5. The political and legal subtext — agendas and consequences
Judicial rulings split not merely on law but on institutional posture: courts stressing statutory text curtailed administrative reach (First/Third/Seventh), while the Second Circuit’s deference empowered executive grant‑making flexibility [4] [3]; plaintiffs—cities and states—framed the issue as federal overreach and protection of local policing priorities, while the DOJ framed the conditions as proper uses of the Spending Clause to ensure compliance with federal law and public safety priorities [1] [7]. Observers note that litigation strategy and forum selection shaped outcomes and that appellate avoidance of the constitutional question preserved ongoing uncertainty [2] [1].
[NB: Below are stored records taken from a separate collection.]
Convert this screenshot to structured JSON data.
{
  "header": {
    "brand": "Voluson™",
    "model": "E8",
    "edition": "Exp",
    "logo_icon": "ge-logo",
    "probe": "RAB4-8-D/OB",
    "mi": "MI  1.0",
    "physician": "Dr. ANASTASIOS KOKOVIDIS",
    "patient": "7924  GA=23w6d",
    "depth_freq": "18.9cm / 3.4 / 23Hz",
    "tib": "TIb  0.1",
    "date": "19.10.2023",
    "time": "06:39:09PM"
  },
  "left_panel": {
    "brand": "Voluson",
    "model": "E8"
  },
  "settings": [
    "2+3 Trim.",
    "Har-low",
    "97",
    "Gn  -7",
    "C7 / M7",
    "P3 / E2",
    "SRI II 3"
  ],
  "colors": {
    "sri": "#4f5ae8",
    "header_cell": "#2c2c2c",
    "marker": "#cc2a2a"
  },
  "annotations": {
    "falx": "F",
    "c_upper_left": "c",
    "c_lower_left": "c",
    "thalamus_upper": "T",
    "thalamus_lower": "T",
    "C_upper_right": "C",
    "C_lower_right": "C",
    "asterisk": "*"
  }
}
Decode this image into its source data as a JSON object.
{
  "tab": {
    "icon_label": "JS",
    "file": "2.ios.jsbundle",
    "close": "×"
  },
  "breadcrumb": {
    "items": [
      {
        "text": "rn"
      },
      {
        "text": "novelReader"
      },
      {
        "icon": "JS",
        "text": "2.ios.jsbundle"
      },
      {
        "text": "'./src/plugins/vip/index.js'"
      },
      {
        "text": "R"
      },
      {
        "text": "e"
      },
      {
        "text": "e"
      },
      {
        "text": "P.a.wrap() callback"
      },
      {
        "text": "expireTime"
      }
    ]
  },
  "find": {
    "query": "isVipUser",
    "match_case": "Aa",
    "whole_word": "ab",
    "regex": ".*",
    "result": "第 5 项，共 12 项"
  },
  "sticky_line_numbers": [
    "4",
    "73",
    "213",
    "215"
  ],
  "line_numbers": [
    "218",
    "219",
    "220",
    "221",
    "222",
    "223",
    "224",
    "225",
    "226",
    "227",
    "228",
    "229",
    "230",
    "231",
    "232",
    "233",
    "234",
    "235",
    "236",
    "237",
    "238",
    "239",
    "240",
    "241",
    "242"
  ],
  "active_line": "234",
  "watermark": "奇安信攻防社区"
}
6. Remaining legal status and limitations of the record
The resulting case law leaves no single, nationwide rule: some circuits blocked grant‑conditioning on statutory grounds, one circuit upheld it in at least one context, and district courts have sometimes declared §1373 unconstitutional while appellate courts have often sidestepped that constitutional holding by resolving cases on narrower grounds [4] [2] [1]. Reporting and the sources provided do not record a final Supreme Court resolution of §1373’s constitutionality or an across‑the‑board appellate consensus; therefore the law remains fragmented and fact‑bound [1] [2].